Неожиданная мысль ослепила ее: а как же западный склон Белой Горы!? Вот! Вот где Меари услышит ее!
Словно яркий костер вспыхнул в ее голове и все стало ясным-ясным! Там Меари еще есть. Пусть здесь его нет, но там он есть, и неважно, каким далеким будет путь, там, в месте, где кончаются все пути, тот, кого она потеряла, узнает, как разрывается ее сердце от любви к нему, а больше ничего, ничегошеньки ей не нужно.

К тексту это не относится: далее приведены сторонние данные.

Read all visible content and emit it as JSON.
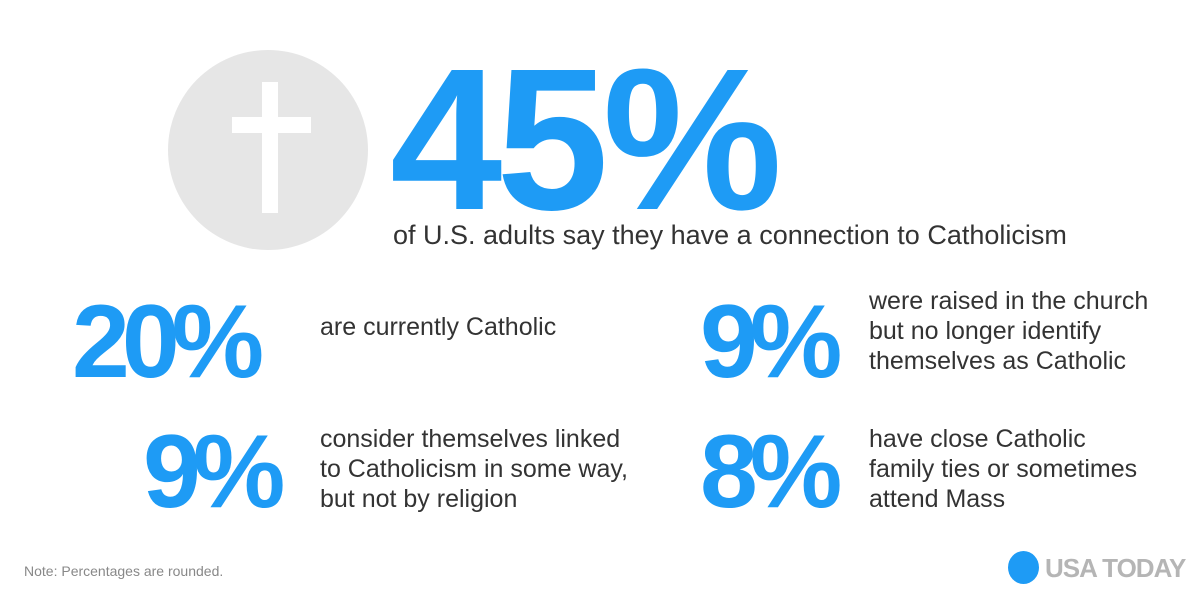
{
  "icon": "latin-cross-icon",
  "colors": {
    "accent": "#1e9bf5",
    "circle": "#e6e6e6",
    "text": "#333333",
    "logo_text": "#b5b5b5"
  },
  "hero": {
    "value": "45%",
    "text": "of U.S. adults say they have a connection to Catholicism"
  },
  "stats": [
    {
      "value": "20%",
      "lines": [
        "are currently Catholic"
      ]
    },
    {
      "value": "9%",
      "lines": [
        "were raised in the church",
        "but no longer identify",
        "themselves as Catholic"
      ]
    },
    {
      "value": "9%",
      "lines": [
        "consider themselves linked",
        "to Catholicism in some way,",
        "but not by religion"
      ]
    },
    {
      "value": "8%",
      "lines": [
        "have close Catholic",
        "family ties or sometimes",
        "attend Mass"
      ]
    }
  ],
  "note": "Note: Percentages are rounded.",
  "logo": "USA TODAY"
}
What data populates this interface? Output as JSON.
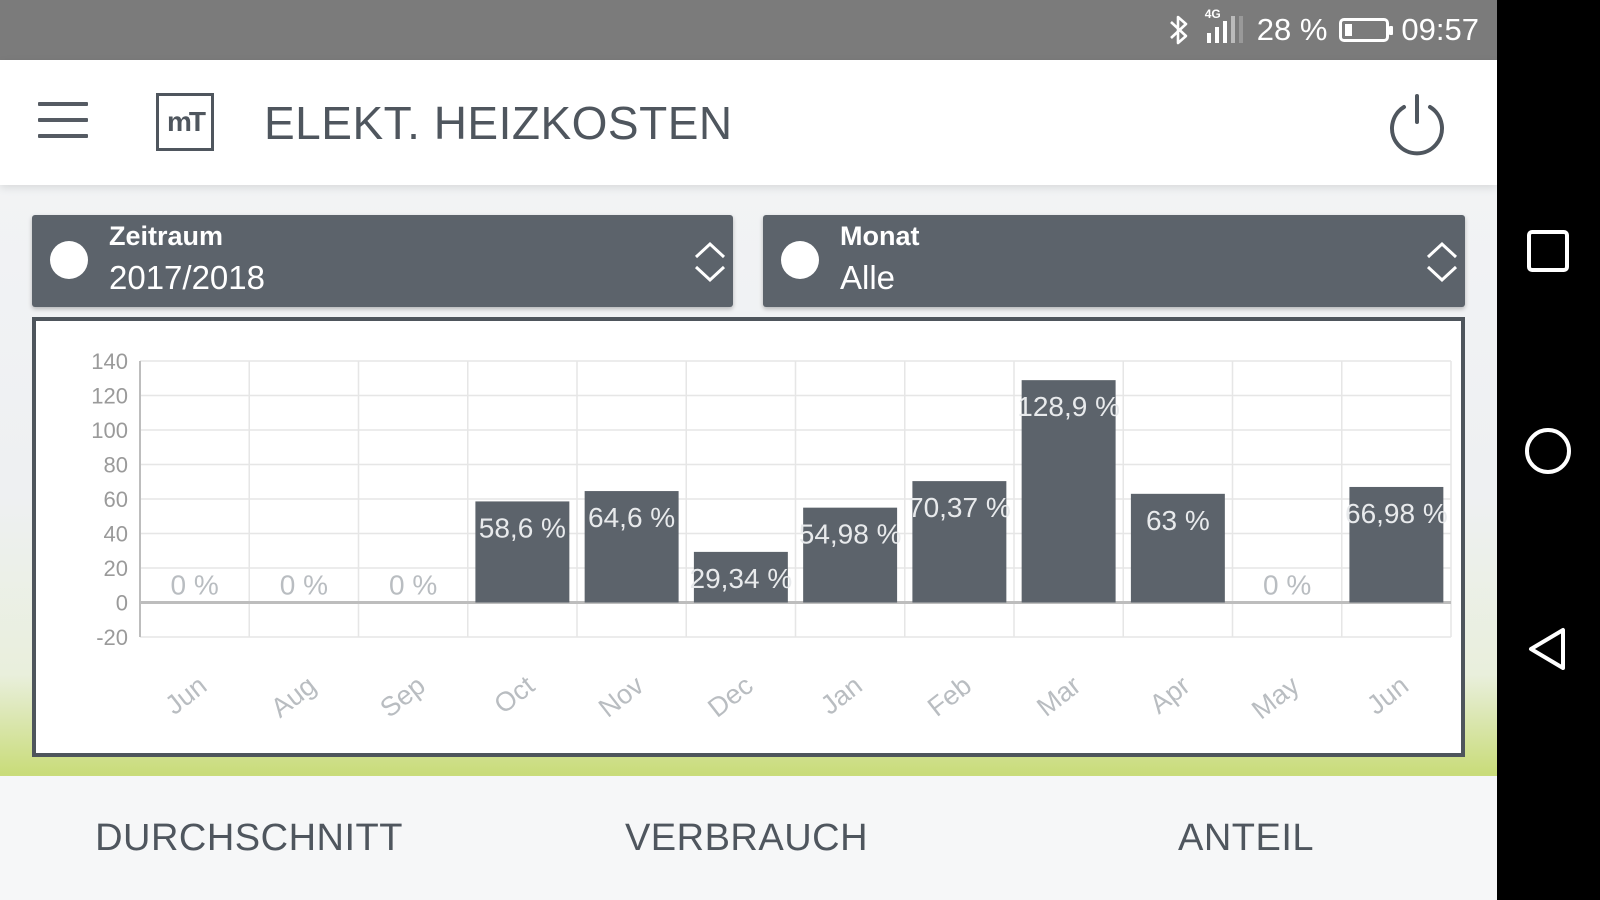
{
  "status_bar": {
    "network_label": "4G",
    "battery_percent": "28 %",
    "battery_level": 0.28,
    "time": "09:57",
    "icons": [
      "bluetooth-icon",
      "signal-icon",
      "battery-icon"
    ]
  },
  "app_bar": {
    "logo_text": "mT",
    "title": "ELEKT. HEIZKOSTEN",
    "icons": [
      "menu-icon",
      "power-icon"
    ]
  },
  "filters": [
    {
      "label": "Zeitraum",
      "value": "2017/2018"
    },
    {
      "label": "Monat",
      "value": "Alle"
    }
  ],
  "chart_data": {
    "type": "bar",
    "categories": [
      "Jun",
      "Aug",
      "Sep",
      "Oct",
      "Nov",
      "Dec",
      "Jan",
      "Feb",
      "Mar",
      "Apr",
      "May",
      "Jun"
    ],
    "values": [
      0,
      0,
      0,
      58.6,
      64.6,
      29.34,
      54.98,
      70.37,
      128.9,
      63,
      0,
      66.98
    ],
    "data_labels": [
      "0 %",
      "0 %",
      "0 %",
      "58,6 %",
      "64,6 %",
      "29,34 %",
      "54,98 %",
      "70,37 %",
      "128,9 %",
      "63 %",
      "0 %",
      "66,98 %"
    ],
    "y_ticks": [
      140,
      120,
      100,
      80,
      60,
      40,
      20,
      0,
      -20
    ],
    "ylim": [
      -20,
      140
    ],
    "grid": true,
    "colors": {
      "bar": "#5c636b",
      "label": "#e8eaec",
      "zero_label": "#b9bdc1",
      "grid": "#e6e6e6",
      "axis": "#bdbdbd"
    }
  },
  "tabs": [
    {
      "label": "DURCHSCHNITT",
      "active": true
    },
    {
      "label": "VERBRAUCH",
      "active": false
    },
    {
      "label": "ANTEIL",
      "active": false
    }
  ],
  "nav_bar": {
    "icons": [
      "recent-apps-icon",
      "home-icon",
      "back-icon"
    ]
  }
}
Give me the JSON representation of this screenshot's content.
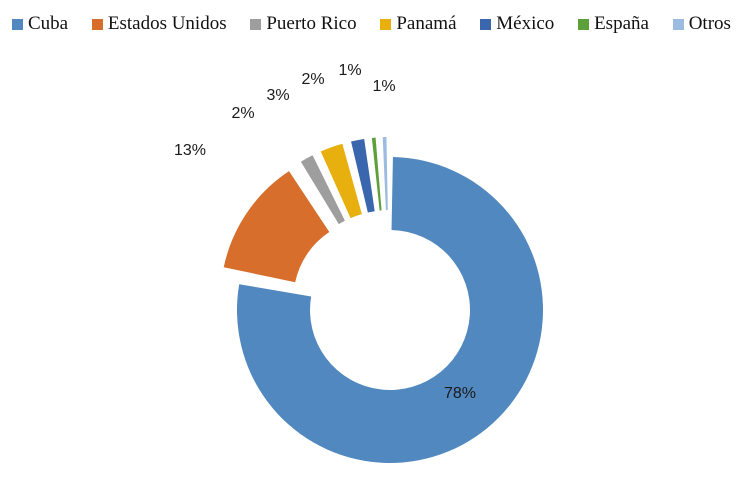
{
  "chart_data": {
    "type": "pie",
    "variant": "donut-exploded",
    "title": "",
    "legend_position": "top",
    "slices": [
      {
        "label": "Cuba",
        "value": 78,
        "value_label": "78%",
        "color": "#5088BF"
      },
      {
        "label": "Estados Unidos",
        "value": 13,
        "value_label": "13%",
        "color": "#D86E2C"
      },
      {
        "label": "Puerto Rico",
        "value": 2,
        "value_label": "2%",
        "color": "#9E9E9E"
      },
      {
        "label": "Panamá",
        "value": 3,
        "value_label": "3%",
        "color": "#E8B00E"
      },
      {
        "label": "México",
        "value": 2,
        "value_label": "2%",
        "color": "#3A66AE"
      },
      {
        "label": "España",
        "value": 1,
        "value_label": "1%",
        "color": "#5DA03A"
      },
      {
        "label": "Otros",
        "value": 1,
        "value_label": "1%",
        "color": "#9BBCE0"
      }
    ]
  }
}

От облегчения Юникин рассудок аж слегка помутился. Будто бы кто-то подкрался к ней сзади и ударил по голове тяжелым камнем, завернутым в мех. Она легла лицом вниз на сырую, пахнувшую весной траву, и долго лежала в странном оцепенении, прислушиваясь к медленным ударам сердца, колотящегося где-то в горле. Нестерпимо хотелось плакать и жаловаться, но сил совсем не было, и Юника долго лежала, тихо повизгивая, как новорожденный лисенок, а потом уснула.
Разбудил ее Куви, трясущий ее за ногу и предлагающий поесть. Если бы у Юники остались силы, чтоб удивляться, наверное она удивилась бы, каким заботливым было его лицо.
Но она поблагодарила его не глядя, затолкала в рот принесенный им кусок рыбы, и не видя и не слыша остальных охотников, даже когда они проходили у нее перед носом, принялась додумывать свою мысль с того места, где она остановилась.
Надо идти к Белой Горе. Но приближаться к ней – разве не святотатство, не преступление? Живым нет туда дороги. Утопиться в реке, стать мертвой... А вдруг ее тень после смерти забудет о своих намерениях, как забываешь о заботах, провалившись в сон. Нет, быть живой как-то надежней!